Esta final dará un puñado se votos más para Vox.
No hay mal que por bien no venga .


----------



## MalosTiemposXaLaLirika (29 May 2022)

Los putos gabachos no solo nos jodieron pero bien colocando a lo degenerados de los borbones, gabachos hijosdeputas, si no que nos mandaron los ejércitos con el enano gilipolals y nos jodieron el Imperio con sus amiguitos los hijoputas anglos. 


Espero que desparezcan para siempre ellos y sus primos BASTARDOs


----------



## lamparademesa (29 May 2022)

De Ciudad del amor, a ciudad del amoro


----------



## Demi Grante (30 May 2022)

Aniquiladordestroyer dijo:


> Si es verdad lo que cuentas , manána saldrá por aquí más información
> 
> Esperemos que no



1- Es verdad
2- Francia dice que la culpa es de los ingleses porque muchos iban con entradas falsas.

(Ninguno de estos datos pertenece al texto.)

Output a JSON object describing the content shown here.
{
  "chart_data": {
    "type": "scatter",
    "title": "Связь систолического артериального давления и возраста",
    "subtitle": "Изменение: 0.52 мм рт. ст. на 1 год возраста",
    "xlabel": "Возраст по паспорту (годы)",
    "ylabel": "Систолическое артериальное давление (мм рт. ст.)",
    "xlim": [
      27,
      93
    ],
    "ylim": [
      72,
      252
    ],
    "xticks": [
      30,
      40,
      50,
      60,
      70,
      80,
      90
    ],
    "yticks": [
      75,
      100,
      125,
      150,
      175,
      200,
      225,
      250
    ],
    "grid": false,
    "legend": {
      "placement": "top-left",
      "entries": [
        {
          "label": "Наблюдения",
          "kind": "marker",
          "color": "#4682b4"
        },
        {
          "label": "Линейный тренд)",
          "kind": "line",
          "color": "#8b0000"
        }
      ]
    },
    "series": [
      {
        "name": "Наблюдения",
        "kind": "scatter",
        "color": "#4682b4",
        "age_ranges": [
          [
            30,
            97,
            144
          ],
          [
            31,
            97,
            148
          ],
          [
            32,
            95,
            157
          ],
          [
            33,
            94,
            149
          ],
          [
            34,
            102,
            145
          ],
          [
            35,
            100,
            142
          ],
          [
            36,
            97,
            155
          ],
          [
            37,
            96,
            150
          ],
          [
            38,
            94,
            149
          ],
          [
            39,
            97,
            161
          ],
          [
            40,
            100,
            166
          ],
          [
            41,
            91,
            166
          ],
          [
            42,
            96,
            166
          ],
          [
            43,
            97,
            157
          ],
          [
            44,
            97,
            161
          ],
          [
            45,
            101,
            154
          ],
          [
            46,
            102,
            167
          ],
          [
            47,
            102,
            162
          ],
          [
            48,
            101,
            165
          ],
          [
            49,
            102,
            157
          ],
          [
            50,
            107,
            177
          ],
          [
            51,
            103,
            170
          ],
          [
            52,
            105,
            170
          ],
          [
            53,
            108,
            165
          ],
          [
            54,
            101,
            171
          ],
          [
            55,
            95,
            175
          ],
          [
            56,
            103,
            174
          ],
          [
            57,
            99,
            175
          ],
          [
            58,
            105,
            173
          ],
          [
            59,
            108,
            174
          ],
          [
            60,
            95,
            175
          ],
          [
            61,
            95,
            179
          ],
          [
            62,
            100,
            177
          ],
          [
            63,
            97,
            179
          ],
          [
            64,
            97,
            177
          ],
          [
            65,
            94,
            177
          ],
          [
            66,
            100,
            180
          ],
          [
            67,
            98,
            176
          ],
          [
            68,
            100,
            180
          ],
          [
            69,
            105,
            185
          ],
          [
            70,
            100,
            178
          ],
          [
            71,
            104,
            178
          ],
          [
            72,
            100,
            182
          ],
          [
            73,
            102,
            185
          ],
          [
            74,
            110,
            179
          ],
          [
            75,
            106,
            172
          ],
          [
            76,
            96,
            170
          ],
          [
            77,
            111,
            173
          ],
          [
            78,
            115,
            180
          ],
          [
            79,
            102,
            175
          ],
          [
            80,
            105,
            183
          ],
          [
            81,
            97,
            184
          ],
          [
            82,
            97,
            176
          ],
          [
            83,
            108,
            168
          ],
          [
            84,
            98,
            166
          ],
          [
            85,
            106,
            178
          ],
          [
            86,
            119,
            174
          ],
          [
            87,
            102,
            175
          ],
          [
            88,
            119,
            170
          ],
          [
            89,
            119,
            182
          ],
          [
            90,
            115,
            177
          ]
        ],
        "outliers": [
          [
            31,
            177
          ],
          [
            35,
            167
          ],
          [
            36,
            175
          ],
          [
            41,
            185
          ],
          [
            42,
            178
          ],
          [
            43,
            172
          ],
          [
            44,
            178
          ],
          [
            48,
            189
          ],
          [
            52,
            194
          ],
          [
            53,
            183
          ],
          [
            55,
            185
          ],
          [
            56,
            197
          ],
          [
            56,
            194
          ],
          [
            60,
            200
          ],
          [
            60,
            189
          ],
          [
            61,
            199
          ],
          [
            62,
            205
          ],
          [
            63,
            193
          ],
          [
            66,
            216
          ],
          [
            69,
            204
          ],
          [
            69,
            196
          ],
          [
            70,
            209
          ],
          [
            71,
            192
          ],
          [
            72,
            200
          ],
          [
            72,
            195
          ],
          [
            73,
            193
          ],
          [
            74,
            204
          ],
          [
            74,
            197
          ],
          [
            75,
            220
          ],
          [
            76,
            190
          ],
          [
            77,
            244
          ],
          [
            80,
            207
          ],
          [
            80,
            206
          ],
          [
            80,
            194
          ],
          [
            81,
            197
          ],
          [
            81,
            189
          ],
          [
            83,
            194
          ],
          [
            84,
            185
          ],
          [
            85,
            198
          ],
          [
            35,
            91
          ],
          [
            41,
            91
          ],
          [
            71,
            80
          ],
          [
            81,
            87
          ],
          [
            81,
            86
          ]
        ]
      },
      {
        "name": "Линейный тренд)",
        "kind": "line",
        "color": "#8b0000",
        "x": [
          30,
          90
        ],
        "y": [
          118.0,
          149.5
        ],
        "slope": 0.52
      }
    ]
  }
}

Y así te quedas. La hostia.


----------



## noticiesiprofecies (30 May 2022)

Hrodrich dijo:


> *Píldora blanca del día: Inglés basado pegándole patadones al moronegrer. Tremendamente SATISFACTORIO.*



Algunos ya tienen previa práctica con las vallas de Ceuta y Melilla.


----------



## Cerdo capitalista (30 May 2022)

Parece que hace falta que a cada blanco le robe, le viole y le apuñale un negro o un moro para que se de cuenta. Por esta razon, no hay futuro. Donde ha salido esto en los medios de comunicacion.


----------



## locodelacolina (30 May 2022)

[YOUTUBE]
[YOUTUBE]


----------



## Mtk (30 May 2022)

HaCHa dijo:


> Voy por Paris tres o cuatro veces al año. Por lo peor de París.
> Todavía no me ha pasado nada.
> Estáis delirando. Mucho.



Turismo sexual?


----------



## HaCHa (30 May 2022)

porromtrumpero dijo:


> Inventan te una nueva excusa para decir que es un bulo @HaCHa



Pues mira, han pasado 24h y sí que ha sido verdad que han ido aflorando venga testimonios, declaraciones y crónicas acerca de lo chungo que estuvo para muchos cruzar St. Denis. No han sido cuatro casos aislados, ha aparecido cierto nivel de impacto. Lo reconozco. Es lo que hay.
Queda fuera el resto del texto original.